Now that the subject of temporary immigration is often in the media space, the CSSDM says that the government is starting to take stock of what this means for schools.
“We can see that temporary immigration is practically double that of regular immigration. We must take this into account: these children attend our schools,” says Mr. Desjardins.
“Functional” capacity of schools
Calculating the capacity of secondary schools is not an easy task: each student does not count as one.

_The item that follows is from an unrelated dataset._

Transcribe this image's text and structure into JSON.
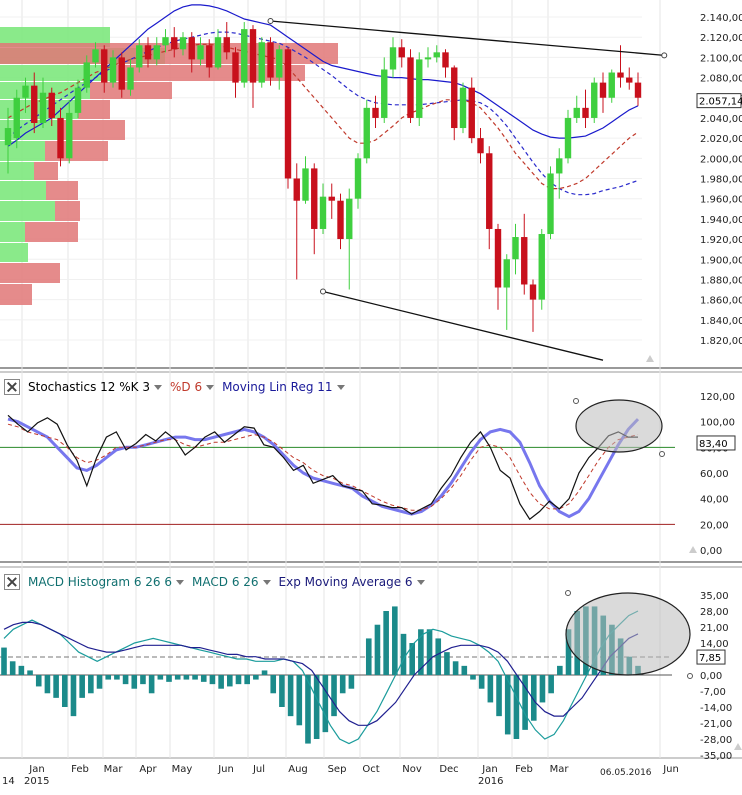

For example, as illustrated at the CSSDM, the Pierre-Dupuy secondary school, in the Centre-Sud, has a capacity of nearly 700 students and currently accommodates 360.
“We are told: ‘You have plenty of space, you could fit twice as much,’” says Mathieu Desjardins.
It would be fair, he explains, if each student attended an ordinary class where 29 young people could be seated.
“In reality, this is not the case: I have reception classes where there are 14 students in a group,” illustrates Mr. Desjardins.
A student in a reception class counts for 2.07 students in a regular class. There are six students with an autism spectrum disorder per class.
By weighting the students, the CSSDM calculates that there are 556 of them.
“It’s not true that it’s half empty,” said the director of the school organization service.
This is also the case for Édouard-Montpetit secondary school, where this year we are welcoming 1,361 students. Once “weighted”, the CSSDM counts 1,655 and judges that there are approximately 300 excess students.
However, there is no shortage of space in this school. Everything is well thought out, says director Martin Talbot.
To show us, he guides us at morning break time towards the cafeteria. The bell rings, the students burst into the corridor in a huge wave. About fifteen minutes later, there was no one left. The young people returned to class almost as quickly as they left.
“We are not overpopulated. The school is not full, full,” said the director, while making the distinction between the “maximum” capacity of his school and the “functional” capacity.
He could, he says, open a new so-called regular secondary group now, not without making some adjustments to the timetable.
If [le CSSDM] calls me tomorrow and tells me that I have to open a reception class, then we would have a problem.
Martin Talbot, principal of Édouard-Montpetit secondary school
Because when it comes to opening reception classes or special education classes, we do not count in number of students, but in number of classes.
For these young people in a “vulnerable” situation who have just arrived in the country, having stable premises is essential, says the director. “Can we leave them in the same room with the teacher who says hello to them in the morning and goodbye in the evening? “, he asks.
This year at his school he has four reception classes and five groups of students with autism spectrum disorder.
The growth in the number of secondary school students will not stop in the coming years, says the director of the CSSDM school organization service.
“We are not short of solutions, but we tell ourselves that if the current pace continues for two or three years, we will have problems,” warns Mathieu Desjardins.